The exhibition places themes of displacement and memory in conversation with one another. In “Pulse: New Cultural Registers / Pulso: Nuevos registros culturales,” Hasbun compiles her photography with familial archives from El Salvador to bridge her artistic techniques with history. Hasbun depicts her experiences during El Salvador’s civil war through a myriad of techniques, including contrasting distorted pigment prints with seismogram recordings in the piece “Muchacha por un nuevo milenio,” or “Girl in a new millennium.” 

“X post facto,” a series of prints, illustrates Hasbun’s preservation of her father’s memory by printing his X-rays and radiographs after his death. “X Post Facto” builds on the concepts of the past and her own memories illustrated in “Pulse: New Cultural Registers,” but abstracts them further through the use of shadow figures across the series.

A photo of a black and white painting on fabric depicting a field and sky.
A print from a series of prints entitled “Le Mont Dore”. (Kaleo Zhu for WSN)

Similarly, Hasbun’s photo collection from her time in Auvergne, France, titled “Toi et Moi,” has one foot in the present with pieces like “Le Mont Dore” and another in the past with portraits and still-lives superimposed onto her maternal grandmother’s linens. The addition of volcanic rocks scattered throughout the installation bridges the terrain of Auvergne and El Salvador in a more tactile and immersive way. 

One piece in the exhibit stands out from the others: “Je me souviens,” or “I remember,” a color photograph that stands in contrast against the monochrome.

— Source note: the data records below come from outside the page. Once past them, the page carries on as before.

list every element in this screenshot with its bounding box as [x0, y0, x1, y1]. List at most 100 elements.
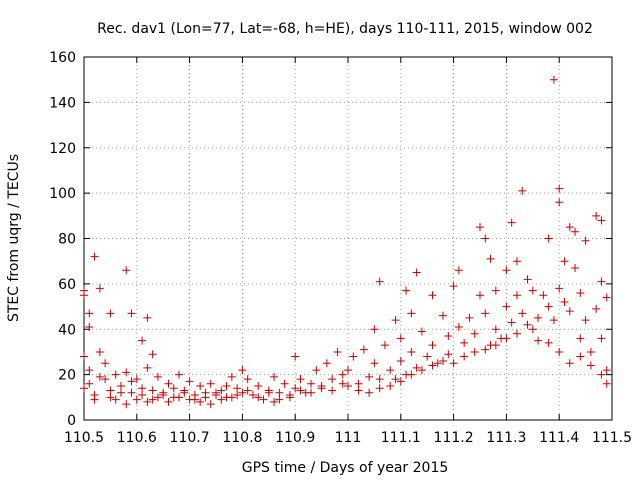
x-axis-label: GPS time / Days of year 2015: [242, 460, 449, 476]
data-point: [116, 381, 125, 390]
data-point: [275, 395, 284, 404]
y-tick-label: 120: [49, 141, 76, 157]
data-point: [175, 370, 184, 379]
data-point: [85, 309, 94, 318]
data-point: [80, 352, 88, 361]
data-point: [196, 397, 205, 406]
x-tick-label: 111.1: [381, 430, 421, 446]
data-point: [544, 302, 553, 311]
x-tick-label: 111.5: [592, 430, 632, 446]
data-point: [333, 347, 342, 356]
data-point: [507, 318, 516, 327]
data-point: [90, 252, 99, 261]
data-point: [365, 372, 374, 381]
data-point: [132, 395, 141, 404]
data-point: [344, 366, 352, 375]
data-point: [571, 227, 580, 236]
data-point: [407, 370, 416, 379]
data-point: [544, 234, 553, 243]
data-point: [354, 386, 363, 395]
y-tick-label: 100: [49, 186, 76, 202]
y-tick-label: 20: [58, 368, 76, 384]
chart-title: Rec. dav1 (Lon=77, Lat=-68, h=HE), days …: [97, 21, 593, 37]
data-point: [502, 302, 511, 311]
x-tick-label: 111.2: [434, 430, 474, 446]
data-point: [549, 316, 558, 325]
data-point: [444, 332, 453, 341]
data-point: [116, 388, 125, 397]
data-point: [391, 316, 400, 325]
data-point: [190, 395, 199, 404]
data-point: [169, 393, 178, 402]
data-point: [439, 357, 448, 366]
data-point: [470, 347, 479, 356]
data-point: [592, 211, 601, 220]
data-point: [518, 309, 527, 318]
data-point: [481, 309, 490, 318]
data-point: [491, 325, 500, 334]
data-point: [338, 379, 347, 388]
data-point: [101, 375, 110, 384]
data-point: [138, 336, 147, 345]
data-point: [481, 345, 490, 354]
data-point: [476, 223, 484, 232]
data-point: [196, 381, 205, 390]
data-point: [454, 322, 463, 331]
data-point: [444, 350, 453, 359]
data-point: [307, 379, 316, 388]
data-point: [439, 311, 448, 320]
data-point: [349, 352, 358, 361]
data-point: [523, 320, 532, 329]
data-point: [491, 286, 500, 295]
data-point: [528, 325, 537, 334]
data-point: [227, 372, 236, 381]
data-point: [148, 386, 157, 395]
data-point: [127, 377, 136, 386]
data-point: [555, 198, 564, 207]
y-tick-label: 160: [49, 50, 76, 66]
y-tick-label: 140: [49, 95, 76, 111]
data-point: [317, 381, 326, 390]
data-point: [201, 393, 210, 402]
data-point: [90, 395, 99, 404]
data-point: [275, 388, 284, 397]
data-point: [581, 316, 590, 325]
data-point: [407, 347, 416, 356]
y-axis: 0 20 40 60 80 100 120 140 160: [49, 50, 612, 429]
x-tick-label: 110.7: [170, 430, 210, 446]
data-point: [233, 391, 242, 400]
data-point: [507, 218, 516, 227]
data-point: [164, 397, 173, 406]
data-point: [370, 325, 379, 334]
data-point: [523, 275, 532, 284]
data-series-stec: [80, 75, 611, 409]
data-point: [460, 352, 469, 361]
data-point: [222, 393, 231, 402]
data-point: [396, 357, 405, 366]
data-point: [518, 186, 527, 195]
data-point: [291, 352, 300, 361]
data-point: [428, 291, 437, 300]
data-point: [412, 363, 421, 372]
data-point: [549, 75, 558, 84]
y-tick-label: 60: [58, 277, 76, 293]
data-point: [428, 341, 437, 350]
data-point: [95, 284, 104, 293]
data-point: [217, 395, 226, 404]
data-point: [101, 359, 110, 368]
data-point: [565, 223, 574, 232]
data-point: [512, 257, 521, 266]
data-point: [576, 288, 585, 297]
data-point: [85, 379, 94, 388]
data-point: [270, 397, 279, 406]
data-point: [386, 366, 395, 375]
data-point: [85, 322, 94, 331]
data-point: [122, 400, 131, 409]
data-point: [280, 379, 289, 388]
data-point: [502, 266, 511, 275]
data-point: [428, 361, 437, 370]
data-point: [402, 286, 411, 295]
x-tick-label: 111: [335, 430, 362, 446]
x-axis: 110.5 110.6 110.7 110.8 110.9 111 111.1 111.2 11…: [64, 57, 632, 446]
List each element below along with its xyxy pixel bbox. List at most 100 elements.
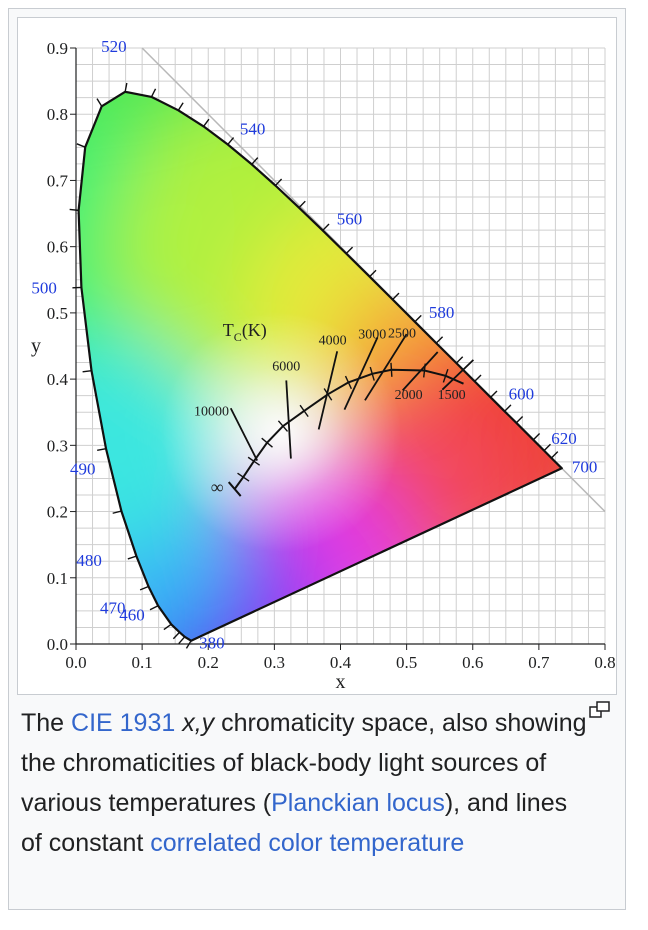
planckian-tick (390, 362, 393, 377)
wavelength-label-500: 500 (31, 278, 57, 297)
magnify-clip-icon[interactable] (589, 701, 611, 719)
figure-thumbnail: 0.0 0.1 0.2 0.3 0.4 0.5 0.6 0.7 0.8 0.0 0.1 0.2 0.3 0… (8, 8, 626, 910)
wavelength-tick (322, 223, 330, 231)
planckian-tick (299, 404, 309, 418)
spectral-locus (69, 82, 563, 649)
cct-label-6000: 6000 (272, 360, 300, 375)
planckian-locus: ∞ 10000 6000 4000 3000 2500 2000 1500 TC(K) (194, 320, 475, 497)
x-tick-label: 0.5 (396, 653, 417, 672)
wavelength-tick (177, 102, 184, 111)
locus-infinity-label: ∞ (211, 477, 224, 497)
wavelength-tick (202, 118, 210, 127)
cct-label-4000: 4000 (319, 334, 347, 349)
wavelength-tick (543, 443, 551, 452)
wavelength-tick (124, 82, 128, 92)
planckian-tick (442, 368, 449, 383)
wavelength-tick (435, 336, 444, 344)
y-tick-label: 0.4 (47, 370, 69, 389)
x-tick-label: 0.8 (594, 653, 615, 672)
wavelength-tick (127, 555, 137, 560)
x-tick-label: 0.6 (462, 653, 483, 672)
x-tick-label: 0.0 (65, 653, 86, 672)
planckian-tick (344, 375, 353, 390)
wavelength-tick (504, 404, 512, 412)
wavelength-label-380: 380 (199, 634, 225, 653)
wavelength-tick (298, 200, 306, 209)
x-tick-label: 0.1 (132, 653, 153, 672)
wavelength-tick (455, 356, 464, 364)
cct-line-6000 (285, 380, 292, 459)
locus-end-cap (227, 481, 242, 497)
x-tick-label: 0.3 (264, 653, 285, 672)
tc-title: TC(K) (223, 320, 267, 344)
wavelength-tick (69, 208, 79, 212)
caption-text: chromaticity space, also showing the chr… (21, 709, 587, 817)
cie-1931-link[interactable]: CIE 1931 (71, 709, 176, 737)
y-tick-label: 0.0 (47, 635, 68, 654)
x-tick-label: 0.4 (330, 653, 352, 672)
wavelength-tick (178, 636, 186, 645)
cct-label-10000: 10000 (194, 405, 229, 420)
y-tick-label: 0.8 (47, 105, 68, 124)
planckian-tick (247, 456, 261, 466)
wavelength-label-460: 460 (119, 605, 145, 624)
planckian-locus-link[interactable]: Planckian locus (271, 789, 445, 817)
wavelength-tick (251, 157, 259, 165)
wavelength-label-560: 560 (337, 209, 363, 228)
caption-xy: x,y (182, 709, 215, 737)
planckian-tick (369, 366, 375, 381)
wavelength-tick (532, 432, 541, 441)
gamut-fill (78, 91, 562, 641)
wavelength-tick (274, 178, 283, 187)
wavelength-label-540: 540 (240, 119, 266, 138)
wavelength-tick (490, 390, 498, 398)
spectral-locus-curve (77, 90, 563, 642)
wavelength-label-620: 620 (551, 429, 577, 448)
planckian-tick (261, 437, 273, 448)
y-tick-label: 0.6 (47, 238, 68, 257)
correlated-color-temperature-link[interactable]: correlated color temperature (150, 829, 465, 857)
wavelength-tick (474, 374, 482, 382)
axes: 0.0 0.1 0.2 0.3 0.4 0.5 0.6 0.7 0.8 0.0 0.1 0.2 0.3 0… (31, 39, 616, 693)
cct-label-2500: 2500 (388, 326, 416, 341)
y-tick-label: 0.3 (47, 436, 68, 455)
wavelength-label-490: 490 (70, 460, 96, 479)
wavelength-tick (139, 585, 149, 591)
wavelength-tick (82, 370, 92, 373)
wavelength-tick (227, 137, 235, 145)
wavelength-label-470: 470 (100, 599, 126, 618)
cct-line-2000 (401, 351, 439, 391)
wavelength-tick (112, 510, 122, 514)
wavelength-tick (185, 640, 192, 649)
wavelength-tick (392, 292, 400, 301)
chart-image[interactable]: 0.0 0.1 0.2 0.3 0.4 0.5 0.6 0.7 0.8 0.0 0.1 0.2 0.3 0… (17, 17, 617, 695)
color-blob (78, 335, 220, 556)
wavelength-tick (149, 605, 159, 611)
x-tick-label: 0.2 (198, 653, 219, 672)
wavelength-tick (172, 631, 181, 640)
figure-caption: The CIE 1931 x,y chromaticity space, als… (21, 703, 591, 863)
x-axis-label: x (336, 671, 346, 693)
cct-line-3000 (343, 337, 379, 410)
wavelength-label-480: 480 (76, 551, 102, 570)
planckian-tick (277, 420, 289, 432)
wavelength-label-600: 600 (509, 384, 535, 403)
wavelength-tick (550, 451, 559, 459)
wavelength-tick (96, 98, 103, 107)
y-tick-label: 0.2 (47, 503, 68, 522)
caption-text: The (21, 709, 72, 737)
planckian-tick (237, 472, 250, 482)
wavelength-tick (369, 269, 377, 278)
cct-label-3000: 3000 (358, 328, 386, 343)
y-tick-label: 0.1 (47, 569, 68, 588)
wavelength-tick (163, 623, 172, 631)
cct-label-2000: 2000 (395, 388, 423, 403)
wavelength-tick (150, 88, 157, 98)
y-tick-label: 0.9 (47, 39, 68, 58)
cct-line-1500 (441, 359, 475, 391)
cct-line-4000 (317, 351, 339, 430)
caption-text: ), and lines of constant (21, 789, 568, 857)
wavelength-label-580: 580 (429, 303, 455, 322)
wavelength-tick (414, 314, 422, 323)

The picture is of Hasbun’s grandmother, Gouta, in a vibrant red and gold dress, embellished by a piece of the same fabric laid over the top half of the photograph. Gouta holds a picture of her and her children taken after France’s liberation in World War II.

“Tracing Terruño” paints a complete picture of the themes and history Hasbun seeks to convey. One of its self-stated purposes is to highlight how the impact of war and genocide across generations in a time where environmental and political crises are causing a rise in mass migration. Despite the global themes, Hasbun’s usage of family photos and images of her homeland maintain a personal touch throughout the exhibition. The show goes beyond letting viewers simply observe an artist’s life by inviting us to reflect on our own identities and sense of place — in the city or elsewhere.